Debates among school districts, government agencies, and parents rage over everything from the presence of vending machines in schools to the ways allergic children should be protected from peanuts. And parents have emerged as the major force pushing for healthier food in U.S. school cafeterias.

"Parents play a very important role in the way school districts approach food service, says Galin McDonald, manager of food services for the school district of Bellingham, Wash. "They have been, and continue to be, a major motivator of change."

"The first thing parents should know is that the old-style lunches of fried foods and no choice of foods is a thing of the past," says McDonald.

Beginning in the 1980s, federal guidelines were made for portion sizes. No longer were grade school and high school students served the same size meals. The changes continued. By the early 1990s, lunches couldn't contain more than 30% of a child's daily requirement of fat or 10% of saturated fat. The lunches now provide at least one-third of the child's daily requirements of protein and vitamins.

To meet these requirements, lunches changed dramatically.

"We offer a far wider range of choices and vastly improved quality," says McDonald. "We have salad bars that let students select fruits and vegetables they like. We have peanut-free tables so that any student with an allergy, even those who bring lunch, can be sure not to get exposed to the allergen. It just isn't the old lunch people grew up with anymore."

"One of the great things about school food is that a parent can be sure a child has an opportunity to eat a balanced, nutritious meal," says Jan Stanton, a registered dietitian and director of public awareness for the American School Food Service Association. "The food served in schools has to meet very specific federal guidelines, which are established by the U.S. Department of Agriculture."

These federal rules say that a school lunch can't provide more than 30% of a child's daily requirement of fat or 10% of saturated fat. Further, the lunch must provide at least one-third of the child's daily requirements of protein and vitamins.

And all this nutrition comes at a bargain price. Depending on what part of the country you live in, lunches run anywhere from $1 a day in most elementary school to $2 a day in most high schools.

OK, so this healthy meal is placed before your child in the cafeteria at school. Whether your child will actually eat this balanced, nutritious meal without parental supervision is another matter, and one that many school food-service managers are deeply concerned about.

"What kids see modeled at home, they pick up themselves," says McDonald. "If parents make time for balanced, healthy meals, the children naturally follow suit."

That's one reason parental involvement -- both at home and at school -- is so important.

"Not every parent can come to school for a lunch, but that's one great way a parent can get involved," McDonald says. "As a food service manager, I'm always happy to make arrangements for a parent to visit at lunch.

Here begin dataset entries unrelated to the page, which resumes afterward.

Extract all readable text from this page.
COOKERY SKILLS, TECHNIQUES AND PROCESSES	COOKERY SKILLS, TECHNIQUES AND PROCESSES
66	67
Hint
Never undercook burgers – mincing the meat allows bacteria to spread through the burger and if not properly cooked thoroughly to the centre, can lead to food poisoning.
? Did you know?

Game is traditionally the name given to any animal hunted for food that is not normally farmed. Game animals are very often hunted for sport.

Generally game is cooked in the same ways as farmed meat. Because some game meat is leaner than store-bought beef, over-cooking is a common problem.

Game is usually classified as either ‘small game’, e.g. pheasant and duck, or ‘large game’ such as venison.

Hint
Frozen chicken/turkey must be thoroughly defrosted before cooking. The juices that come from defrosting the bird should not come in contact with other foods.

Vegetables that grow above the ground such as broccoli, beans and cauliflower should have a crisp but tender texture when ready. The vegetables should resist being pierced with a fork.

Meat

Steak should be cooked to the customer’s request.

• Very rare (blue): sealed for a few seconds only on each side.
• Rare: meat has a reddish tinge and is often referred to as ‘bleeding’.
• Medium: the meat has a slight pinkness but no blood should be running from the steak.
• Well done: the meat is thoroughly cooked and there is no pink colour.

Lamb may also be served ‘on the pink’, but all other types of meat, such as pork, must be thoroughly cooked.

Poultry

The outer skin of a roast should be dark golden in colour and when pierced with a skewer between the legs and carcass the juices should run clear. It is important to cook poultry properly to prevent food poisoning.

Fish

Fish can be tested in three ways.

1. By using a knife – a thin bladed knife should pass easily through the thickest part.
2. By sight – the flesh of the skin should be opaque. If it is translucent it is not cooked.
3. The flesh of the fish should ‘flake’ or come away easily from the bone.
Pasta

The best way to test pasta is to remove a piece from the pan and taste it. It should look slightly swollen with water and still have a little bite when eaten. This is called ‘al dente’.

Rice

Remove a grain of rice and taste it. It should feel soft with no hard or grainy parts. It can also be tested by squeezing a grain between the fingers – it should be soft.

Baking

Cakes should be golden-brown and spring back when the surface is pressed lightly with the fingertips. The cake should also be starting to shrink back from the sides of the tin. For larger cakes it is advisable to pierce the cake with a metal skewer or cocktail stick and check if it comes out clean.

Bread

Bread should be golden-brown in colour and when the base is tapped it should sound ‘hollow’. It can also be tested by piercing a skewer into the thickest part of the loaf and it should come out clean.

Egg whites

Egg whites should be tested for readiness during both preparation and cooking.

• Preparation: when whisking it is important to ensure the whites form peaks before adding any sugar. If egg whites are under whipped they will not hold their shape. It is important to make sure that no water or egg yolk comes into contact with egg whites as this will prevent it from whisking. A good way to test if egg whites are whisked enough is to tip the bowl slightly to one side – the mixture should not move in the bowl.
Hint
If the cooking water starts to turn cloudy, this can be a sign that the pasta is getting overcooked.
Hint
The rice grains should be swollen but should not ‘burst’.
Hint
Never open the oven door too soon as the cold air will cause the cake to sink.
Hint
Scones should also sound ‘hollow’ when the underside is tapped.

They see what the students are eating. They get to see what has changed. The student sees that eating healthy food is important to the parent. That's a powerful lesson."

Parental pressure is even forcing some changes in the widely criticized practice of having vending machines in schools, most of which sell sodas and junk food. Many schools use vending-machine proceeds to supplement after-school programs.

"More than 90% of high schools have vending machines, and that is a real problem," says Stanton. "These high-fat, salty, or sugary snacks are everything we don't want students to substitute for real food. But they make money for the schools."

While the machines are staying, parents are pushing to make changes in what the machines offer. Instead of only offering soda, some machines will have fruit juice, too. Similarly, alongside the Ding Dongs and Kit Kats, some schools are including healthier choices such as whole-grain granola bars.

"It's a start," says McDonald. "And it's parents that have the clout to keep the trend moving toward healthier foods, even if it comes one step at a time."

So what if you're making lunch at home? Here are simple food rules, according to the U.S. Department of Agriculture, for sending a safe lunch to school:

  • Keep everything clean when packing the lunch. That not only goes for the food, but also food preparation surfaces, hands, and utensils. Use hot, soapy water. Keep family pets away from kitchen counters. Wash your hands before you prepare or eat food.
  • Keep cold foods cold in an insulated lunch box. When packing lunches, include either freezer gel packs, cold food items such as fruit, or small frozen juice packs. Place meat or egg sandwiches between cold items. Sandwiches can also be made ahead of time and kept refrigerated or frozen before placing in the lunch box.
  • Keep hot foods hot by using an insulated bottle stored in an insulated lunch box. Fill the bottle with boiling water, let stand for a few minutes, empty, and then put in the hot food. Keep the insulated bottle closed until lunch time to keep the heat in.